RE: Simple Piecemaking Tournament
Your comment seems to forget that the ability is a trigger? It doesn't just stun for 1 turn, it stuns indefinitely. I compared it to voidmage because the ways to defend are similar - You either place a low-value piece in front and still have it get hit with the effect, or kill the Gorgon. I'm not sure what you mean by the last point in counterplaying, pushing elsewhere doesn't stop the trigger effect. In that way Gorgon is stronger than voidmage, which takes a turn to do it's magic. Also pieces can move after being exposed to void magic which helps a little at least. Of course, the fact that it can only target 1 unit is a weakness, but poison/thunder will be pretty effective at ignoring this. With range 7, I would prefer gorgon+++ over voidmage+++ in most setups, even if they were costed the same. (others may disagree)
You misunderstand point 3. The objective is not to benefit the opponent with an offensive setup, but to force offensive play regardless of the setups, or perhaps to force your own army into being more aggressive.
I agree that displacement immune is weak for the first few tiers, I meant that it could be part of a solution, not the whole solution. For example, displacement immune with a starting teleport. In my opinion, displacement immune T3 is still very strong.
Also, scores aren't final until the tournament is over. So you aren't really disqualified unless you don't edit your unit.

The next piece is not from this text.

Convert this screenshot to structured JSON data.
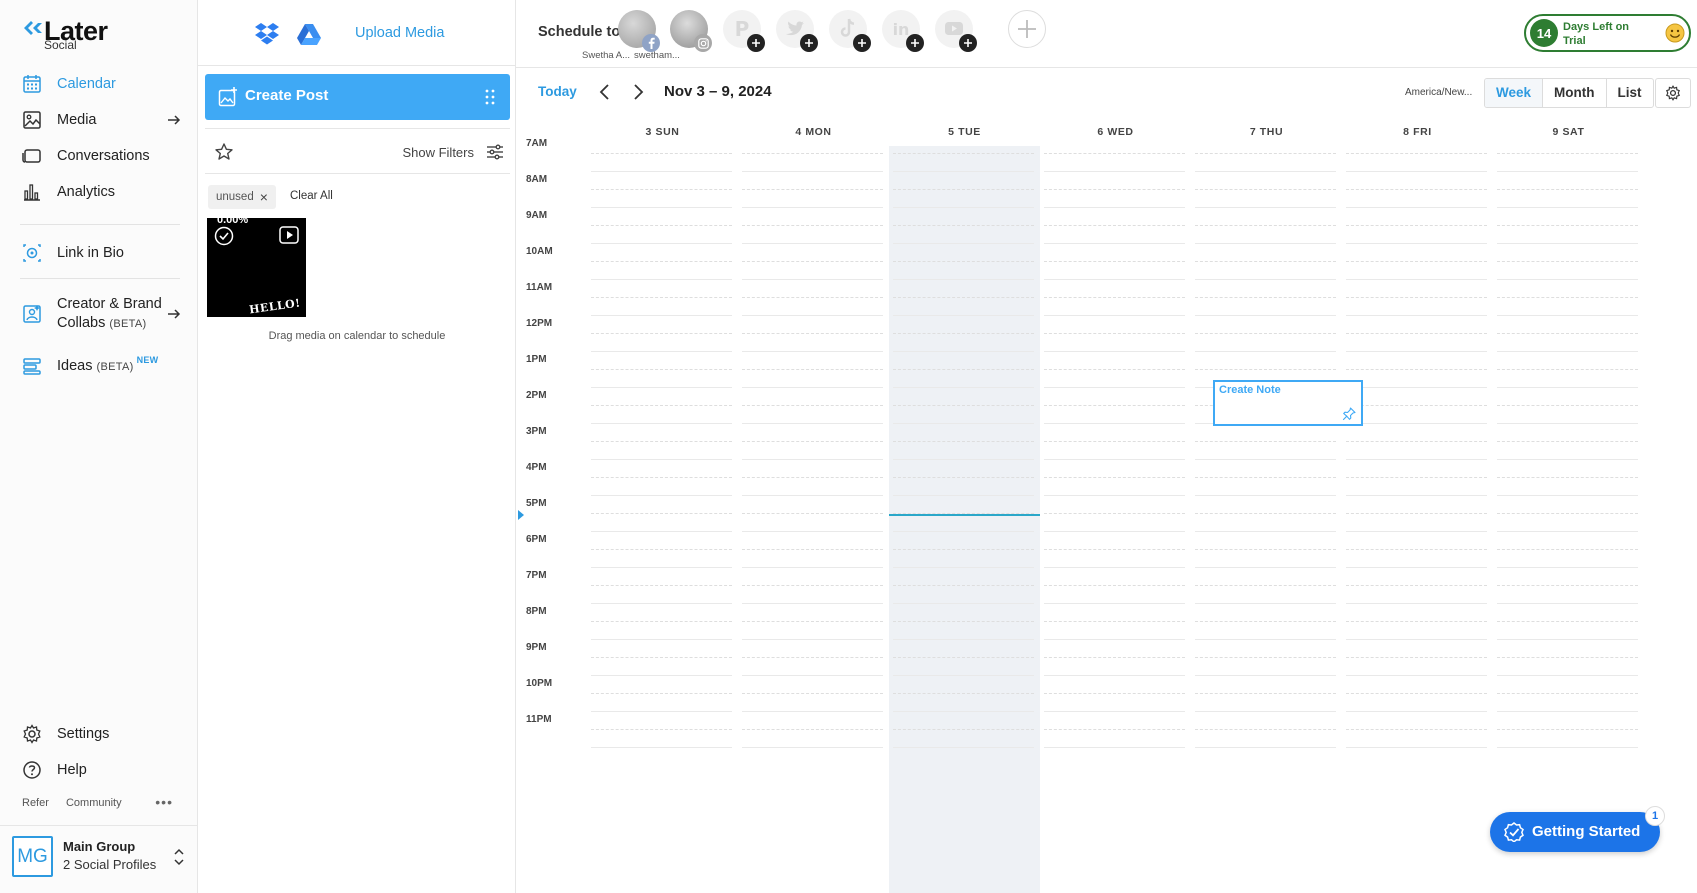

I'm not sure if it is possible to see the same thing so differently, or change anything about it if it is possible. Last effort:
I do not misunderstand point 3, or anything else for that matter. But I have a feeling you misunderstand something more profound.
"objective is not to benefit the opponent with an offensive setup, but to force offensive play regardless of the setups" ?!?!
This is same thing said in 2 ways, 2 sides of same coin, cause and effect.
If I require / encourage something considered offensive, then of course setups that are better offensively will be better at doing the required offense, and therefore benefit (or are punished less, again, different wording for same thing) than non- or less-aggressive setups.
If I make competition in which I require participants to run fast, and hare and snail enter it, how am I going to require them to run fast without benefiting the faster one (hare), in your view ?
The difference in the bolded text is that one involves changes that can be controlled within the course of the match (moving pieces), and the other involves changes that cannot be controlled within the course of the match (army setup). It is not the same thing said twice.